Pour y répondre, il faut noter que la nouvelle jurisprudence de 2022 considère désormais que le temps de déplacement doit être considéré comme du temps de travail effectif et s'applique rétroactivement, englobant les périodes antérieures à l'embauche de Martial ALADUR. Ce dernier peut donc réclamer les avantages de cette nouvelle jurisprudence et demander des paiements pour des périodes antérieures à 2022, date du revirement. L’employeur pourrait toutefois tenter de restreindre le paiement aux trois dernières années, conformément aux règles du délai de prescription stipulé dans « l’Article L3245-1 du code de travail »*.

La quatrième question à traiter est la suivante : L'accident de circulation subi par Monsieur Aladur relève-t-il de la qualification d'accident de travail ?
En vertu de « l’Article L411-1 » du code de travail, « Est considéré comme accident du travail, quelle qu'en soit la cause, l'accident survenu par le fait ou à l'occasion du travail à toute personne mentionnée à l'article L. 311-2. »* Selon la présomption d’imputabilité, Si l'accident survient pendant le temps de travail, il est présumé être un accident de travail. Étant donné que Monsieur Aladur est un salarié itinérant, son accident de circulation pourrait être considéré comme un accident de travail si l'accident s’est produit pendant ses heures de travail et dans le cadre de ses fonctions professionnelles.

En vertu de « l’article L4121-1 du code du travail », l’employeur est obligé de prendre les mesures nécessaires pour préserver la santé physique et mentale de ses subordonnés.

Conformément à « l’article L452-1 du code de la sécurité sociale », l'employeur peut être tenu responsable pour une faute inexcusable si l’accident découle d’un manquement grave à l’obligation de sécurité. Si la faute inexcusable est confirmée, le salarié a le droit de jouir d’une réparation supplémentaire pour les dommages non couverts par la Sécurité Sociale. En l’espèce, vu que Mr Aladur a subi une sévère blessure corporelle qui l’a empêché de pratiquer du sport, il a la possibilité de demander une réparation pour le préjudice engendré par les fréquentes douleurs physiques et morales éprouvées et pour le préjudice d’agrément également.




Question III :

La question principale à laquelle on doit répondre dans ce cas est la suivante : Peut-on légalement punir une personne par une mise à pied pour avoir mis en pratique son droit d'alerte ?

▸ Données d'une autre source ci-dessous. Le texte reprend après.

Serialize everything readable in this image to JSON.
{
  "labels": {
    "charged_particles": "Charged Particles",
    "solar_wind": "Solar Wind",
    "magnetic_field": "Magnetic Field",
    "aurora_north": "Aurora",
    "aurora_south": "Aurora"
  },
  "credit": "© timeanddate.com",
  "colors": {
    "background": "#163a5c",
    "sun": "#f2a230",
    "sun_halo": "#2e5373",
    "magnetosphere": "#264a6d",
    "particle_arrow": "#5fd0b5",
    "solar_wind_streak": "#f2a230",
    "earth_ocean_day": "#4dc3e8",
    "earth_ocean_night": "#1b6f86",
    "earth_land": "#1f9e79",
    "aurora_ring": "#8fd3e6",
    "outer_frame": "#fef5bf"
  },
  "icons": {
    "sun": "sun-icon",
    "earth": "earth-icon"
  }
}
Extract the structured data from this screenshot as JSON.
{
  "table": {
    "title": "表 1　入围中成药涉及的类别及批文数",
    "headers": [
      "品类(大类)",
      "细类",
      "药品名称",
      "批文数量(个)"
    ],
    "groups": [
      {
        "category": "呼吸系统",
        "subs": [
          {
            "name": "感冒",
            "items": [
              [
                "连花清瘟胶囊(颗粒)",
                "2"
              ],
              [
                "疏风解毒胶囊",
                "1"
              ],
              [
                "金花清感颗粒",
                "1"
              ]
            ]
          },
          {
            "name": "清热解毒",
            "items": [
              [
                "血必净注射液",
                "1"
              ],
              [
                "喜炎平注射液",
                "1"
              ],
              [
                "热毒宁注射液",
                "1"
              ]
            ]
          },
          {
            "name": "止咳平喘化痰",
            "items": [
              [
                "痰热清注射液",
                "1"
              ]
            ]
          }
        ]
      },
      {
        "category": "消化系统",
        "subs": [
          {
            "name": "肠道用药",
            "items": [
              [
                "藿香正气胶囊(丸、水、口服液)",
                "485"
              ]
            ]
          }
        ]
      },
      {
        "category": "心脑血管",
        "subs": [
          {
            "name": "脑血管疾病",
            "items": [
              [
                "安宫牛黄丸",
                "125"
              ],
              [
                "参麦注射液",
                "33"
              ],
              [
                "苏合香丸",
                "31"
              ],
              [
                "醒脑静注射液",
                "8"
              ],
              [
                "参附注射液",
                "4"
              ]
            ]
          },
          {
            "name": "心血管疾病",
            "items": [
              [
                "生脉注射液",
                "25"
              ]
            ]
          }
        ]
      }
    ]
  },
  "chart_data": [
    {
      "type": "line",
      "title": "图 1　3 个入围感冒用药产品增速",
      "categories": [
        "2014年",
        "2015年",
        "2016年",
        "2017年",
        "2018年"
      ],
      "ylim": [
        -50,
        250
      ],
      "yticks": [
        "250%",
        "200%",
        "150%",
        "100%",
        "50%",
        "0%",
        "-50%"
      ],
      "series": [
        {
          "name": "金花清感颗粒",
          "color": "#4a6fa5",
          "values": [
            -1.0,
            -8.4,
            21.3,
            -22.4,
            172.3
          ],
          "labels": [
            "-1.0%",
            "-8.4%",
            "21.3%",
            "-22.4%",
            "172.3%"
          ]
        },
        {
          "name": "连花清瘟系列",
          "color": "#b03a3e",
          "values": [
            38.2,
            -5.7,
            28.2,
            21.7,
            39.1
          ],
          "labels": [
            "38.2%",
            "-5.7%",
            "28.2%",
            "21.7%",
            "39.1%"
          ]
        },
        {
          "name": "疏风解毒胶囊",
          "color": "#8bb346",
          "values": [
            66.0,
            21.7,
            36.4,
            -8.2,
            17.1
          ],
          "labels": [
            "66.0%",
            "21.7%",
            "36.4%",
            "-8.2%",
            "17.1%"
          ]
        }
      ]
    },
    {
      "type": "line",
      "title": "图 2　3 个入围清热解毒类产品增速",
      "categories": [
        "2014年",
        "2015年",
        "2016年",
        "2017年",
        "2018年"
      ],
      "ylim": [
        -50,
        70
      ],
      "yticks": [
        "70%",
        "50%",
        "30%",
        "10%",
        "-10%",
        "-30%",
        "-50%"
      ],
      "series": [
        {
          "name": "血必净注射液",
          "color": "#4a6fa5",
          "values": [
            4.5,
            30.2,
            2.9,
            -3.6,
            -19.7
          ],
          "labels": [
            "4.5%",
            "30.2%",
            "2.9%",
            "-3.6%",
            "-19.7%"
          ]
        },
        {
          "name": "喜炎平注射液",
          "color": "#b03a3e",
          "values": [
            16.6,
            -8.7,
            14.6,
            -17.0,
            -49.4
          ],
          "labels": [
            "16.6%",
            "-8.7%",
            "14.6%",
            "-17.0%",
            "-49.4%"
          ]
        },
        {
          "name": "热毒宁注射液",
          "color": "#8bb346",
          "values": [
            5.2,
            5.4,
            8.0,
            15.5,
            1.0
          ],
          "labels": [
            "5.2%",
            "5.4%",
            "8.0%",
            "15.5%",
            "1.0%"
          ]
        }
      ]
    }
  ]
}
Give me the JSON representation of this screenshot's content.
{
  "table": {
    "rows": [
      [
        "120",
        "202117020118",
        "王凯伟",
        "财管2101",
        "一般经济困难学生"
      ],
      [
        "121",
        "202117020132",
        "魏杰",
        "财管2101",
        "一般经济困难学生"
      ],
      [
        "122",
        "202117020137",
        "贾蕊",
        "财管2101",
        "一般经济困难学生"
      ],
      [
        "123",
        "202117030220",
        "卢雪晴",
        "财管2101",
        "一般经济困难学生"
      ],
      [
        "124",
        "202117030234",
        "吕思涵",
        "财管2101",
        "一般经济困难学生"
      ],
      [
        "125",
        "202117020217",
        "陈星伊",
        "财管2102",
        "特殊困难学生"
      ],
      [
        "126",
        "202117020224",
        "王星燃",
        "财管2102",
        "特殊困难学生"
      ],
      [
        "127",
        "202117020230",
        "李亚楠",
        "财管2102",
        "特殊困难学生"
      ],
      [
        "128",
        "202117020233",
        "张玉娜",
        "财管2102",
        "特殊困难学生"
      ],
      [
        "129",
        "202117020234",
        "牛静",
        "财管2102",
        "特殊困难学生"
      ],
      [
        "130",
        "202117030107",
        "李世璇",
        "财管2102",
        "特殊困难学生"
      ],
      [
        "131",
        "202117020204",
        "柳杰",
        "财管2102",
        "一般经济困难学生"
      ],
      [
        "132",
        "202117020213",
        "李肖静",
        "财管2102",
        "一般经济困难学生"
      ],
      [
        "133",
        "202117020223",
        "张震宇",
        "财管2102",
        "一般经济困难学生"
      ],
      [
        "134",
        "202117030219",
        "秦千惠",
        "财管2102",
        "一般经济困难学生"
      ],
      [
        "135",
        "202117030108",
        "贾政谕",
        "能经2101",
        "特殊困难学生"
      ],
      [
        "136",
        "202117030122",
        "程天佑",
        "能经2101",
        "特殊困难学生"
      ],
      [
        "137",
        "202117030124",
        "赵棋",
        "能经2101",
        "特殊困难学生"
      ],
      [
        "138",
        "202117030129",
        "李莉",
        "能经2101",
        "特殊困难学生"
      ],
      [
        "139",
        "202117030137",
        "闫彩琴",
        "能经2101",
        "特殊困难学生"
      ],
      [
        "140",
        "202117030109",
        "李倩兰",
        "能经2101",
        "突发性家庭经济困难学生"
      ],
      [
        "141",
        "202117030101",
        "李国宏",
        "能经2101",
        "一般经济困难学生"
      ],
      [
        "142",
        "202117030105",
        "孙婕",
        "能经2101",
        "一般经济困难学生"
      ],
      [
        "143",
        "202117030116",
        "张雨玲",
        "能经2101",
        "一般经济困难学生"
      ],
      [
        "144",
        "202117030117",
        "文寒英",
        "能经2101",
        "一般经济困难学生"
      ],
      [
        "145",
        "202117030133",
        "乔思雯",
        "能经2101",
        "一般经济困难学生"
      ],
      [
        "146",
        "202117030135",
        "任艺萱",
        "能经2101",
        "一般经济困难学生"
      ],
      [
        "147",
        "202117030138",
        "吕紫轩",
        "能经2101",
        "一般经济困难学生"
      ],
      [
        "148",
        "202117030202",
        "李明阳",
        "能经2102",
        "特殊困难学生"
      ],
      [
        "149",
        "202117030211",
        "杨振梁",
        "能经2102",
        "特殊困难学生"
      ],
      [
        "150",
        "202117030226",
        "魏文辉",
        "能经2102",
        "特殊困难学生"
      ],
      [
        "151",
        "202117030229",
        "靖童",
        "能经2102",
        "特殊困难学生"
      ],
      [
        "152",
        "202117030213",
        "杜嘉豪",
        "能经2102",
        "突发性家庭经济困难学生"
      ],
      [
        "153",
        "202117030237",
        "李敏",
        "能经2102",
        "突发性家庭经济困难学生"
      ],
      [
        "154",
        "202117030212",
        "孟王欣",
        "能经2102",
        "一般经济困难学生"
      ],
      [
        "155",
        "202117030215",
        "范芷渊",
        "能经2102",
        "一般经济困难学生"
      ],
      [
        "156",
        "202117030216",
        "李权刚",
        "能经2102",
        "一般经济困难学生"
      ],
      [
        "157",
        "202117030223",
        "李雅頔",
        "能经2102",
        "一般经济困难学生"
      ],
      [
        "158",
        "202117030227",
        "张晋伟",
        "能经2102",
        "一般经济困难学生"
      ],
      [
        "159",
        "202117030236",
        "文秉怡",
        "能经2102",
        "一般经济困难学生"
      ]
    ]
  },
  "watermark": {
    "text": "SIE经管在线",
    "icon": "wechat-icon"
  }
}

Il faut d’abord préciser que la mise à pied disciplinaire implique l’existence d’une faute grave. Selon l’article « L1132-3 du travail », Personne ne peut être victime de discrimination pour avoir, en toute bonne foi, rapporté ou témoigné sur des actes criminels ou délictueux dont elle a eu connaissance en exerçant ses fonctions.

En se basant sur l’article précédent, on pourra affirmer que l'exercice du droit d'alerte ne peut pas être considéré comme une base légale pour justifier une mise à pied disciplinaire. Cette protection est assurée par la loi en faveur des délégués syndicaux, comme l’indique « l’article L2411-1 » du code du travail. En tant que déléguée syndicale, Agnès dispose du droit de lancer des alertes sans être exposée à des sanctions. Même pendant la mise à pied, elle devait aussi être en mesure d’accomplir ses missions de déléguée. Si le directeur l’a sanctionnée pour avoir fait son travail, cela demeure illégal et Agnès peut demander réparation au Conseil de Prud’hommes.